GroqAI Blog

Nvidia’s rival is here, GroqAI chip releases new artificial intelligence model

Recently, a brilliant new star appeared in the field of artificial intelligence hardware-Groq, whose innovative high-performance processor has aroused widespread heated discussion in the industry. This artificial intelligence solution company, established in 2016, has achieved a major breakthrough against the traditional GPU giant Nvidia with its revolutionary language processing unit (LPU) technology.

It is reported that Groq’s LPU architecture shows amazing efficiency in processing deep learning tasks, and its inference performance is ten times higher than the current mainstream Nvidia GPU, while the cost is only about one-tenth of the latter. This disruptive achievement has made Groq the focus of attention worldwide. Particularly noteworthy is a large-scale pre-trained model called Llama 2 7B running on the Groq platform, which shows the ability to generate up to 750 tokens per second, compared to OpenAI’s GPT-3.5 at 40 tokens per second2. This is an astounding 18-fold increase.

Groq’s success is not accidental, but behind it is a strong technical foundation and talent advantage. Among the core team members of the company, eight came from the core design team of Google’s early TPU. They abandoned the traditional TPU, GPU or CPU route and developed a LPU technology tailored for efficient processing of natural language and other complex AI tasks. With the support of the Groq LPU™ inference engine, the Llama 2 70B model of Meta AI showed unprecedented excellent performance, and the throughput increased by up to 18 times compared to other cloud-based inference service providers3.

However, despite Groq’s significant achievements in speed, there are still some doubts and discussions in the industry about whether it can fully replace Nvidia’s position. On the one hand, although the LPU card launched by Groq sells for more than $20,000 each, the memory is relatively small, only equipped with 230MB, which may be limited in some application scenarios that require a large amount of data caching4. Some network analysts pointed out that from the perspective of cost-effectiveness, Nvidia’s H100 series may still have a higher price-performance ratio, about 11 times that of Groq products5.

On the other hand, the key difference of Groq LPU lies in the memory configuration. Unlike Nvidia’s use of high-bandwidth memory (HBM), Groq chose a type of ultra-high-speed static random access memory (SRAM), which is about 20 times faster than HBM3, but has limited capacity6. This means that when running a single large AI model, Groq may need to deploy multiple LPU cards in a cluster to achieve a throughput level comparable to Nvidia H2007. According to Groq insiders, their large-scale language model does run on hundreds of chips in coordination.

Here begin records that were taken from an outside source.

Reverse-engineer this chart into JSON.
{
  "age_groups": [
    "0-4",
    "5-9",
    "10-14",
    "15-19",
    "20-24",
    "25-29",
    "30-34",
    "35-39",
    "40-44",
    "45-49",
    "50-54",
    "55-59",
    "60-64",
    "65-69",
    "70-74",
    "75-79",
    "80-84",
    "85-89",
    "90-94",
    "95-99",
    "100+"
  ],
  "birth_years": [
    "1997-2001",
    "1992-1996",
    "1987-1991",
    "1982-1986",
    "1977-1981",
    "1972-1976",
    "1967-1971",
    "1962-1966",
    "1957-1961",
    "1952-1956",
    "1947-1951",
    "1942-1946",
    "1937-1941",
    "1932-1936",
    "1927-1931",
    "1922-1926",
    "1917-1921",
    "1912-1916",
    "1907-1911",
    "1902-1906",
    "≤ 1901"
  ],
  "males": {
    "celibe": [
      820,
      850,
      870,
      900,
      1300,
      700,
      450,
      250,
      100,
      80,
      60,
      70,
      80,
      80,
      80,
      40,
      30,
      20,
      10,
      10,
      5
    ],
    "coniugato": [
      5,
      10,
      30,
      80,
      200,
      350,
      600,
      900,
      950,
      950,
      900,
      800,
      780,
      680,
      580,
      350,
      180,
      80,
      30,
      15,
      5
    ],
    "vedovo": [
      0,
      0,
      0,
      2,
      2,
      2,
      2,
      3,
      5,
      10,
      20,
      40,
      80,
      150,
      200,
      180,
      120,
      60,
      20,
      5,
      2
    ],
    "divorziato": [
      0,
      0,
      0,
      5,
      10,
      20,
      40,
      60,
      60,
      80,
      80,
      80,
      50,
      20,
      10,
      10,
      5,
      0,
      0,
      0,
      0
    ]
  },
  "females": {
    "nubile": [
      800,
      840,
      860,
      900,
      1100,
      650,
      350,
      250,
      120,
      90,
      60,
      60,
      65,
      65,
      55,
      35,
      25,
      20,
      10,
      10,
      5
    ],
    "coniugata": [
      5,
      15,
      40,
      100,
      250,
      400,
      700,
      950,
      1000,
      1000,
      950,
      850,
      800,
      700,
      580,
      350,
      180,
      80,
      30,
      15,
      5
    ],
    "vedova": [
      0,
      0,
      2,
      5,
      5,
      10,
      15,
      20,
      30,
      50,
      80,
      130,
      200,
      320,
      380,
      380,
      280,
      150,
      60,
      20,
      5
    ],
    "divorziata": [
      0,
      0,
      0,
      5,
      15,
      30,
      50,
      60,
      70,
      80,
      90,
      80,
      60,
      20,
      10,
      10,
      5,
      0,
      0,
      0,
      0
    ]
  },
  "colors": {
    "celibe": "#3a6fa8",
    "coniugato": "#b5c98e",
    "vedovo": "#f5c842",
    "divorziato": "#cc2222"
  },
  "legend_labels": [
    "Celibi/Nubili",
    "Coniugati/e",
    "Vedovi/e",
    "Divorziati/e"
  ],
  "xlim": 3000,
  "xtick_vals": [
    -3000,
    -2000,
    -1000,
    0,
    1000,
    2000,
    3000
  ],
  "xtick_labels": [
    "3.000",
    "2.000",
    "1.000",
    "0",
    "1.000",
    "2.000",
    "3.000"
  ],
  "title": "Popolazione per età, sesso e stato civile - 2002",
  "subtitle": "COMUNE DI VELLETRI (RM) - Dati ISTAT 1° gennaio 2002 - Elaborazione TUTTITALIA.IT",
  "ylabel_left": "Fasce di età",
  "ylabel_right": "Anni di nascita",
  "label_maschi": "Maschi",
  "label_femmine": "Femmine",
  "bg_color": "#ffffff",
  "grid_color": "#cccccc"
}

Regarding Groq’s technical characteristics, Yao Jinxin, a chip expert from Tencent Technology, believes that although Groq’s chip performs well in terms of speed, it is not enough to completely replace Nvidia’s products in the market. He pointed out that Groq’s architectural feature is small memory with high-intensity computing power, which makes it show extremely high computing speed when processing limited content, but also means that it needs to rely on the expansion capability of distributed systems when dealing with large data sets. In other words, to maintain the same data processing capability as Nvidia H100, users may need to purchase more Groq LPU cards8.

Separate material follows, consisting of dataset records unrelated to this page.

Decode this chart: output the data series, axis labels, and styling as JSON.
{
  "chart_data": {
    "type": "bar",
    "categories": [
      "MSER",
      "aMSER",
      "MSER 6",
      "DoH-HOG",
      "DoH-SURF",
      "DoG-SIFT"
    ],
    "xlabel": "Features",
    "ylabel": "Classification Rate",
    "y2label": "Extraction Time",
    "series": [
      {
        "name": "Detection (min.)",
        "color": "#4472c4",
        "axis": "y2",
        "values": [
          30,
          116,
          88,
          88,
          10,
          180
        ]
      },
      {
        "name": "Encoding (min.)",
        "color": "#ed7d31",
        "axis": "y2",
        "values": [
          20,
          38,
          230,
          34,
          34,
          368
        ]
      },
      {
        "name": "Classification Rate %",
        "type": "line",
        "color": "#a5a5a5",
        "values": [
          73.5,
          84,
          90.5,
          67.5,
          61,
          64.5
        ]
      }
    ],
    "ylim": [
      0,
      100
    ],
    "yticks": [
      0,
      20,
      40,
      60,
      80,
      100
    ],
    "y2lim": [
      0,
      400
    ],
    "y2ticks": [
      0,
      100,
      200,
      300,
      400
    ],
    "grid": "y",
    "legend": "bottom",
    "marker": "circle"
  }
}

However, Yao Jinxin also emphasized Groq’s unique advantages and its potential application scenarios. He said that Groq’s chip architecture is especially suitable for those applications that frequently perform data transfer and require extremely high response speed, such as real-time speech recognition, autonomous driving decision-making and other fields, and its excellent computing efficiency will bring a competitive advantage that cannot be ignored9.

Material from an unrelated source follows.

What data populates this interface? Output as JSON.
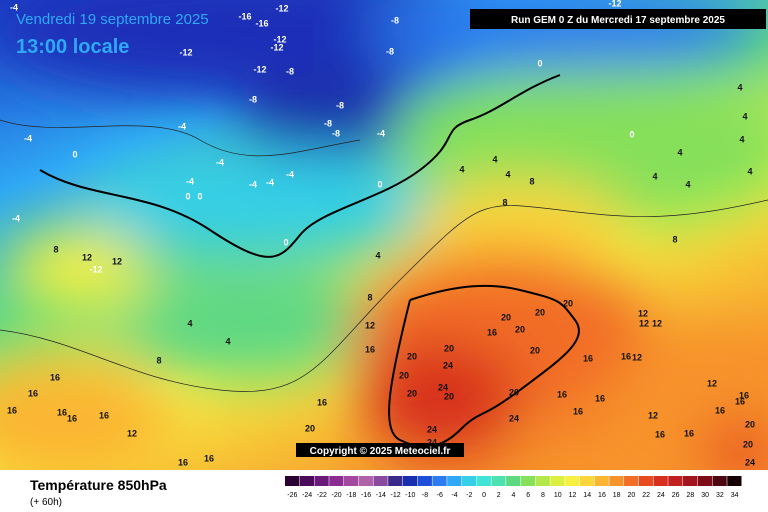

In summary, Groq stands out in the field of AI chips with its innovative LPU technology and breaking the speed barrier, and although it cannot immediately replace the existing leaders in all aspects, it has shown strong competitiveness in specific application scenarios. In the future, as Groq continues to optimize its products and broaden its application fields, it is expected to write a new chapter in the global AI hardware market10.